The opening of Northgate path, which connects Shasta Road to Northgate Avenue, followed nearly a year of hard work — involving both physical labor and negotiations with neighbors and the city’s planning department.
Like many of the pathways resurrected by Berkeley Path Wanderers Association, Northgate was identified as a right of way by the city many decades ago, but never developed.
Berkeley Path Wanderers President Colleen Neff says it took 40 volunteers, 18 weekend work-parties and two Eagle Scouts groups installing 25 steps each to complete the project. “Where there was once a fence and brambles on a hillside, there is now a path with views of the Bay, handrails for safety and a quicker route down (and up) to town,” she says. A video on the BPWA website shows volunteers building steps and cutting through a guardrail during the construction phase.
Keith Skinner, Berkeley Path Wanderers’ board member in charge of organized walks, says the steep site, which was often wet also, made for difficult working conditions. He estimates there are 200 steps on the finished path.
Creating the new pathway also involved talking with a neighbor whose property encroached on the route. An easement was agreed upon and approved by the city. “The adjacent neighbors were wonderfully supportive of the new path and helped out our work crews,” says Neff.
At the dedication Sunday, Councilmember Susan Wengraf cut the ribbon and cake was consumed.

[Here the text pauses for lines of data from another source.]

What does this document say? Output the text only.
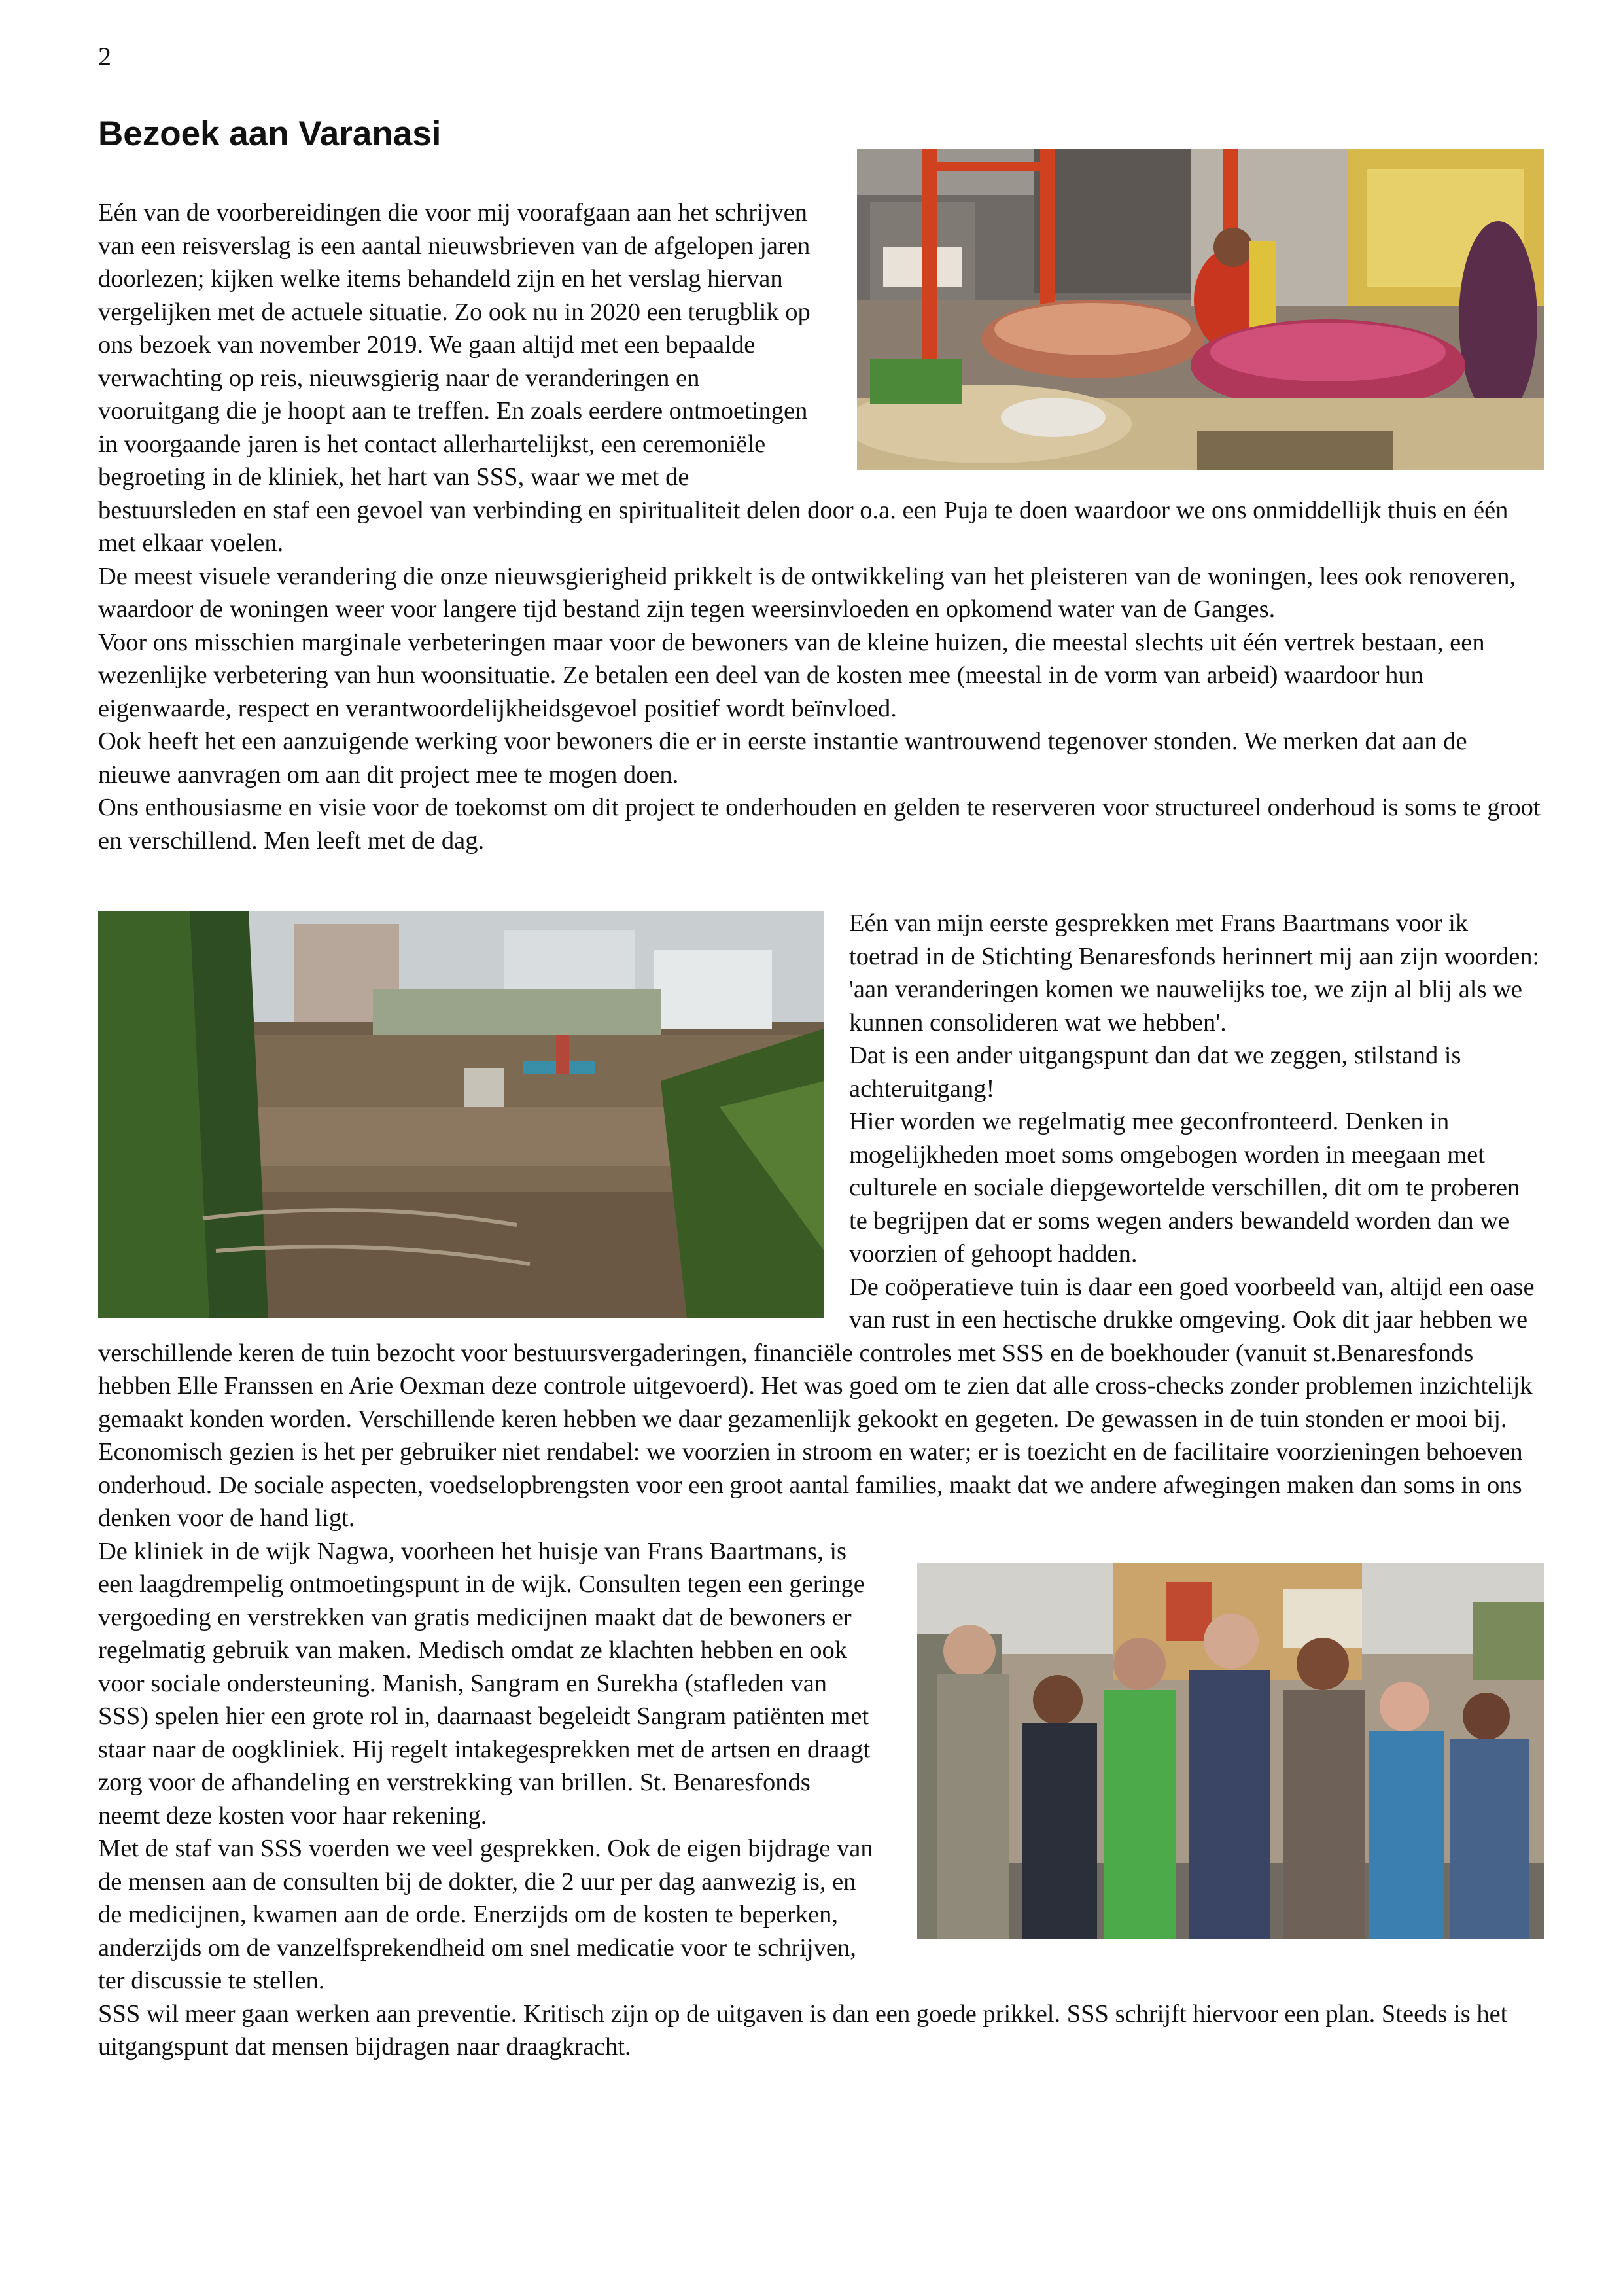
2
Bezoek aan Varanasi

Eén van de voorbereidingen die voor mij voorafgaan aan het schrijven van een reisverslag is een aantal nieuwsbrieven van de afgelopen jaren doorlezen; kijken welke items behandeld zijn en het verslag hiervan vergelijken met de actuele situatie. Zo ook nu in 2020 een terugblik op ons bezoek van november 2019. We gaan altijd met een bepaalde verwachting op reis, nieuwsgierig naar de veranderingen en vooruitgang die je hoopt aan te treffen. En zoals eerdere ontmoetingen in voorgaande jaren is het contact allerhartelijkst, een ceremoniële begroeting in de kliniek, het hart van SSS, waar we met de bestuursleden en staf een gevoel van verbinding en spiritualiteit delen door o.a. een Puja te doen waardoor we ons onmiddellijk thuis en één met elkaar voelen.

De meest visuele verandering die onze nieuwsgierigheid prikkelt is de ontwikkeling van het pleisteren van de woningen, lees ook renoveren, waardoor de woningen weer voor langere tijd bestand zijn tegen weersinvloeden en opkomend water van de Ganges.

Voor ons misschien marginale verbeteringen maar voor de bewoners van de kleine huizen, die meestal slechts uit één vertrek bestaan, een wezenlijke verbetering van hun woonsituatie. Ze betalen een deel van de kosten mee (meestal in de vorm van arbeid) waardoor hun eigenwaarde, respect en verantwoordelijkheidsgevoel positief wordt beïnvloed.

Ook heeft het een aanzuigende werking voor bewoners die er in eerste instantie wantrouwend tegenover stonden. We merken dat aan de nieuwe aanvragen om aan dit project mee te mogen doen.

Ons enthousiasme en visie voor de toekomst om dit project te onderhouden en gelden te reserveren voor structureel onderhoud is soms te groot en verschillend. Men leeft met de dag.

Eén van mijn eerste gesprekken met Frans Baartmans voor ik toetrad in de Stichting Benaresfonds herinnert mij aan zijn woorden: 'aan veranderingen komen we nauwelijks toe, we zijn al blij als we kunnen consolideren wat we hebben'.

Dat is een ander uitgangspunt dan dat we zeggen, stilstand is achteruitgang!

Hier worden we regelmatig mee geconfronteerd. Denken in mogelijkheden moet soms omgebogen worden in meegaan met culturele en sociale diepgewortelde verschillen, dit om te proberen te begrijpen dat er soms wegen anders bewandeld worden dan we voorzien of gehoopt hadden.

De coöperatieve tuin is daar een goed voorbeeld van, altijd een oase van rust in een hectische drukke omgeving. Ook dit jaar hebben we verschillende keren de tuin bezocht voor bestuursvergaderingen, financiële controles met SSS en de boekhouder (vanuit st.Benaresfonds hebben Elle Franssen en Arie Oexman deze controle uitgevoerd). Het was goed om te zien dat alle cross-checks zonder problemen inzichtelijk gemaakt konden worden. Verschillende keren hebben we daar gezamenlijk gekookt en gegeten. De gewassen in de tuin stonden er mooi bij. Economisch gezien is het per gebruiker niet rendabel: we voorzien in stroom en water; er is toezicht en de facilitaire voorzieningen behoeven onderhoud. De sociale aspecten, voedselopbrengsten voor een groot aantal families, maakt dat we andere afwegingen maken dan soms in ons denken voor de hand ligt.

De kliniek in de wijk Nagwa, voorheen het huisje van Frans Baartmans, is een laagdrempelig ontmoetingspunt in de wijk. Consulten tegen een geringe vergoeding en verstrekken van gratis medicijnen maakt dat de bewoners er regelmatig gebruik van maken. Medisch omdat ze klachten hebben en ook voor sociale ondersteuning. Manish, Sangram en Surekha (stafleden van SSS) spelen hier een grote rol in, daarnaast begeleidt Sangram patiënten met staar naar de oogkliniek. Hij regelt intakegesprekken met de artsen en draagt zorg voor de afhandeling en verstrekking van brillen. St. Benaresfonds neemt deze kosten voor haar rekening.

Met de staf van SSS voerden we veel gesprekken. Ook de eigen bijdrage van de mensen aan de consulten bij de dokter, die 2 uur per dag aanwezig is, en de medicijnen, kwamen aan de orde. Enerzijds om de kosten te beperken, anderzijds om de vanzelfsprekendheid om snel medicatie voor te schrijven, ter discussie te stellen.

SSS wil meer gaan werken aan preventie. Kritisch zijn op de uitgaven is dan een goede prikkel. SSS schrijft hiervoor een plan. Steeds is het uitgangspunt dat mensen bijdragen naar draagkracht.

The only niggling question is how Northgate path can be referred to as number 100 when Berkeley Path Wanderers’ own map shows about 130 completed paths? Gary McDole, an astute and dedicated Path Wanderer, explains the anomaly: Northgate will be the 100th path in the city-wide system of named and numbered paths, he says. When counted only by name, Northgate makes an even 100. That, says Neff, was reason to celebrate.